How to actually use them
Generation is the easy part. The questions only help if you use them under realistic conditions.
Take them timed. Allocate the time the real exam would give per question. Untimed practice teaches recognition, not retrieval under pressure.
No looking up answers. Do the whole set without checking notes. The point of practice questions is to surface what you don't know, which only happens when you can't peek.
Mark up your wrong answers. For each wrong answer, write one sentence about why. Misread the question? Didn't know the concept? Couldn't apply it? Each is a different fix.
Repeat with new questions. A practice question is mostly useful once. Use new sets across the week, not the same 10 questions over and over.
When AI gets it wrong
Two patterns to watch for in advanced or technical subjects:
Plausible but wrong content. AI can generate questions whose answers sound right but aren't, especially in fields with specialized terminology. If you're in a specialty, verify the answer key for important questions.
Drift from the source material. Sometimes the questions wander away from what you pasted in.
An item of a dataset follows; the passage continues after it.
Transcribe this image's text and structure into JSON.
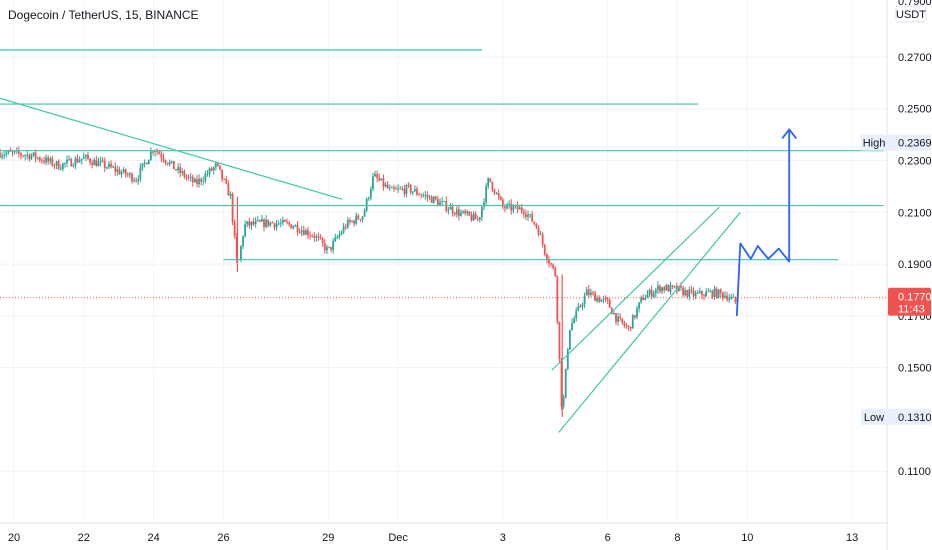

If the answer references material you didn't include, the AI hallucinated context. Skip those questions or regenerate.
For most undergraduate material, these failures are rare. For graduate-level or highly technical material, they're common enough to filter for.
A weekly practice rhythm
Once you have the workflow:
- Tuesday: Generate 10 questions from the week's lecture material. Take them on Thursday.
- Saturday: Generate 20 mixed questions covering the past two weeks. Take them under timed conditions.
- The week before an exam: Generate two full-length practice tests, take one early in the week and one two days before.
That's enough practice testing to outperform most students who just re-read their notes, and it takes 30 minutes of generation a week.
Questions
- How do I get good practice questions from AI?
- Specify the format (short answer, multiple choice, problem), the count (10 is a useful default), the difficulty level (introductory, intermediate, advanced), and paste the source material the questions should come from. Vague prompts produce vague questions.
- Can AI generate questions in the format of my actual exam?
- Often yes. Show the AI a past exam question and ask it to produce 10 similar questions in the same format. The AI is good at pattern matching; clear examples beat clear descriptions.
- What's the worst kind of AI-generated question?
- Vague questions ('Explain Newton's laws') and overly easy questions that test recognition rather than recall. Filter these out. Keep questions that require specific answers, multi-step reasoning, or comparison between concepts.
- Should I take AI-generated practice tests timed?
- Yes. The point of practice questions isn't to read them; it's to attempt them under conditions that resemble the real exam. Untimed practice teaches you to recognize answers, not to retrieve them under pressure.
- Can AI grade my answers?
- For factual short-answer questions, fairly well. For essay-style or multi-step problems, AI grading is decent at catching obvious errors but should not be trusted for nuanced evaluation. Use AI grading as a first pass; review for important questions yourself.